Notons que le programme d’eau potable et d’irrigation 2020-2027 a été lancé par l’ancien gouvernement et qui a permis à ce jour le lancement de la réalisation de 11 grands barrages sur les 20 programmés pour un coût de 15 milliards de dirhams, rapporte Le360.

Akhannouch annonce une pluie de milliards à 24h de son premier grand oral ce soir à la télé

Fuyant les médias depuis son élection, Aziz Akhannouch répondra, ce soir, à 22h, aux questions d’Abdellah Tourabi. L’entretien sera diffusé sur Al Aoula et 2M. Le Chef du Gouvernement a attendu la veille de cet évènement médiatique pour annoncer le principal de tout le bilan de ses 100 jours.

Cinq milliards de dirhams d’aides directes ont été annoncées mardi par le gouvernement Aziz Akhannouch à vingt-quatre heures de son premier grand oral à la télé. 2 milliards de dirhams de l’enveloppe sont destinés pour le soutien du tourisme, et 3 milliards pour résoudre la problématique de la rareté des ressources hydriques.

https://twitter.com/2MInteractive/status/1482097830055587840

Contrairement au chantier Awrach annoncé par le gouvernement et qui vise la création de 250.000 emplois directs entre 2022 et 2023 et la création d’un label digital «Morocco Tech» dont les retombées sont hypothétiques et lointaines, l’impact de l’annonce de déblocage de milliards d’aide directe est très parlant et efficace.

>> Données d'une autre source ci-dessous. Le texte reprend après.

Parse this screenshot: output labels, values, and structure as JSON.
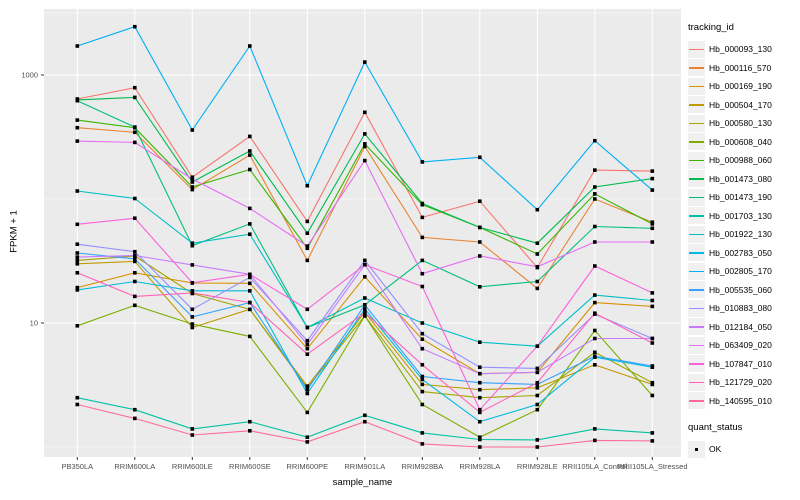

Il faut dire que le bilan des 100 premiers jours de Aziz Akhannouch est très maigre pour ne pas dire nul. Si il a quelque chose à défendre ce soir, ça sera uniquement grâce à l’agilité de Fouzi Lekjaâ qui a réussi à sauver la ministre de Tourisme, la sagesse et la générosité de Chakib Benmoussa qui est arrivé à sceller un accord avec les syndicats de l’enseignement tout acceptant d’en faire bénéficier Akhannouch et l’expérience de Nizar Baraka et Abdelouafi Laftit pour venir au secours des populations menacées par le stress hydrique.